There are a combined 98 scholarships in the men’s head-count sports — football and basketball. There are 47 on the women’s side — basketball, gymnastics, tennis and volleyball.

Hawley said if each of those 145 scholarships were funded equally, the gender-equity standard would be met.

What about athletes in the so-called equivalency sports, where partial scholarships can be awarded? If $3,000 were established as the amount necessary to cover the full cost of attendance, would an athlete on a 50-percent scholarship be entitled to $1,500?

Probably yes, according to Hawley, as long as the athlete’s school chooses to fund his or her sport to the maximum allowable.

Not to be forgotten, Hawley said, is that Delany’s proposal doesn’t make full-cost-of-attendance scholarships mandatory. Schools that have the means to offer them can do so. Schools that don’t won’t.

For those 145 full scholarships in the head-count sports — and using $3,000 as the per-athlete figure — it would cost an athletic department an extra $435,000 to pay them.

That figure would be considerably less, of course, at schools that don’t field football teams.
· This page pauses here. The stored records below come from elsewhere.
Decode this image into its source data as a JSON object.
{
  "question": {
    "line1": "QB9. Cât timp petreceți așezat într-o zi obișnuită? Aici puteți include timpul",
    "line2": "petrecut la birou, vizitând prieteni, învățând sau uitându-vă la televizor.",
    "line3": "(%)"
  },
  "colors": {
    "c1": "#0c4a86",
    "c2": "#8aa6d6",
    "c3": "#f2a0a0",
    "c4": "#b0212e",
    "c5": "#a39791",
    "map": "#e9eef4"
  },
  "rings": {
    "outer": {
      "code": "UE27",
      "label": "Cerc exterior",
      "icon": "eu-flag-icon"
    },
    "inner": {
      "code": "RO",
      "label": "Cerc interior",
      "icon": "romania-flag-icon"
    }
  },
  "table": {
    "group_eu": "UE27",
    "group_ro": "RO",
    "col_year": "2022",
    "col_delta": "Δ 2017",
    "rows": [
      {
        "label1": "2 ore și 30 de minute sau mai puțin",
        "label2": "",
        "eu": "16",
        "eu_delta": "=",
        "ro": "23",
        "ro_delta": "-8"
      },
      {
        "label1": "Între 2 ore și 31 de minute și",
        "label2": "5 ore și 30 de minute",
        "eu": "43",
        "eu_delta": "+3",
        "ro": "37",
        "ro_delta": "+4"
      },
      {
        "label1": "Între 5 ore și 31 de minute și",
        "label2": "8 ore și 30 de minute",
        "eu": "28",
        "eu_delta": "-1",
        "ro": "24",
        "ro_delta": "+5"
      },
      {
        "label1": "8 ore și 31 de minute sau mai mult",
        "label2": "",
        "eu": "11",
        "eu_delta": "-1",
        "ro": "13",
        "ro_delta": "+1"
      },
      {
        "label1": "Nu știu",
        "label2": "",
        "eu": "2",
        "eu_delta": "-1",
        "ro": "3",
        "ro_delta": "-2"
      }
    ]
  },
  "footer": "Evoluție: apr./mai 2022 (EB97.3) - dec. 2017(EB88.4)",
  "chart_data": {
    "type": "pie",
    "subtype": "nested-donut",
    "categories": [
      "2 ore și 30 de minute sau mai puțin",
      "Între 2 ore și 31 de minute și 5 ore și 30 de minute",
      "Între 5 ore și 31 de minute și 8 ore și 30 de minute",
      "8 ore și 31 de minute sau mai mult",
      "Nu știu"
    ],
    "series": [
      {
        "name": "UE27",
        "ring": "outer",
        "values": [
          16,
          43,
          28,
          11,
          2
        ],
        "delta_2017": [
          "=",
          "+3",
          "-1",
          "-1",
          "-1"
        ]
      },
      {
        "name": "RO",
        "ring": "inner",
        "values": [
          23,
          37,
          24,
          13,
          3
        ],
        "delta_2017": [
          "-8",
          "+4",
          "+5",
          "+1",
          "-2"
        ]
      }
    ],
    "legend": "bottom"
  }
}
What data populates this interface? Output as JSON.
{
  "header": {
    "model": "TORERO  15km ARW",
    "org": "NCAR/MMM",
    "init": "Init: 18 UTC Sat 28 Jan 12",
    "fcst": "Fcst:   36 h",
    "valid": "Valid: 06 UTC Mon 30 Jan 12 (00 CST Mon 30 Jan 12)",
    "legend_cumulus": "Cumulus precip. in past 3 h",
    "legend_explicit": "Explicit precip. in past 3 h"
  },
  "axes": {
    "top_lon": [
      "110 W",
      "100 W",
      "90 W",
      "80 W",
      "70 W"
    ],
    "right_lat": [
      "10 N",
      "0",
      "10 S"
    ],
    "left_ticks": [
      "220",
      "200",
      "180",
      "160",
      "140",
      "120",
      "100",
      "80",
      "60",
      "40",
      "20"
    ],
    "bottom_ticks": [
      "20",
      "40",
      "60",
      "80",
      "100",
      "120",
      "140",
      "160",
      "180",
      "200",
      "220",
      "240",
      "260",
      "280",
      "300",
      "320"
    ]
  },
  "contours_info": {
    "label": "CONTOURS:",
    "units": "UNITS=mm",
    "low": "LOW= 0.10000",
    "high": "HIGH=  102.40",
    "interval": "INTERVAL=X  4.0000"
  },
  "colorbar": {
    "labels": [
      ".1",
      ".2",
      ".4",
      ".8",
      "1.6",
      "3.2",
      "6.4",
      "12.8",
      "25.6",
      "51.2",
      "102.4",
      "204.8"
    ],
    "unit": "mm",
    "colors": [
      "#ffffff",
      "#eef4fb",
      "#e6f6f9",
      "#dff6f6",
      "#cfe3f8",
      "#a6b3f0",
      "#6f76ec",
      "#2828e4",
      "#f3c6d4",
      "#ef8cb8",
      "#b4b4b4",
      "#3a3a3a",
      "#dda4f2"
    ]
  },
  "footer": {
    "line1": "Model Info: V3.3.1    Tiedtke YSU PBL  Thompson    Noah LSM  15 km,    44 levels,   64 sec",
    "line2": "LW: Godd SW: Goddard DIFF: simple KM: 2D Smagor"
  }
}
One of those schools is mid-major Creighton in Omaha, Neb. Its athletic director, Bruce Rasmussen, said he’s against increasing the size of scholarships. NCAA rules allow qualifying athletes to receive need-based aid, and low-income student-athletes can receive up to $5,500 in federal Pell Grant money. Athletes also have the option to work in the summer and even during the school year.

“Kids aren’t as hard up as they’d like you to believe they are,” Rasmussen said.

No one expects the enhanced scholarships to serve as a barrier between athletes and agents who offer goodies to athletes who promise to become clients.

“It’s somewhat foolish to think that increasing the value of a scholarship is going to change the actions of people doing things in a dishonest way,” Arkansas athletic director Jeff Long said. “We’re still going to have boosters ... that may work outside the lines regardless.

“For me, I think the discussion should center around the needs of the student-athlete and if indeed there are resources available to increase those scholarships.”

Ernie Chambers of Omaha, a former Nebraska state senator who since the 1970s has advocated for paying college athletes, said he’s excited about the prospect of increasing the value of scholarships.

Chambers drew national headlines in 2003 when he sponsored a bill, eventually signed into law, that requires the University of Nebraska-Lincoln to pay its athletes an unspecified amount if the legislatures in four others states with institutions in Nebraska’s conference pass the same law.

Chambers said his law is symbolic, and he never expected it to be activated because of conflicts with NCAA rules. He said he’s heartened that Delany and others agree with his premise that athletes deserve something extra.

“It has not been proposed by someone in this guy’s position before,” he said. “The thought is the father to the deed. Once discussion is under way, it will become reality.”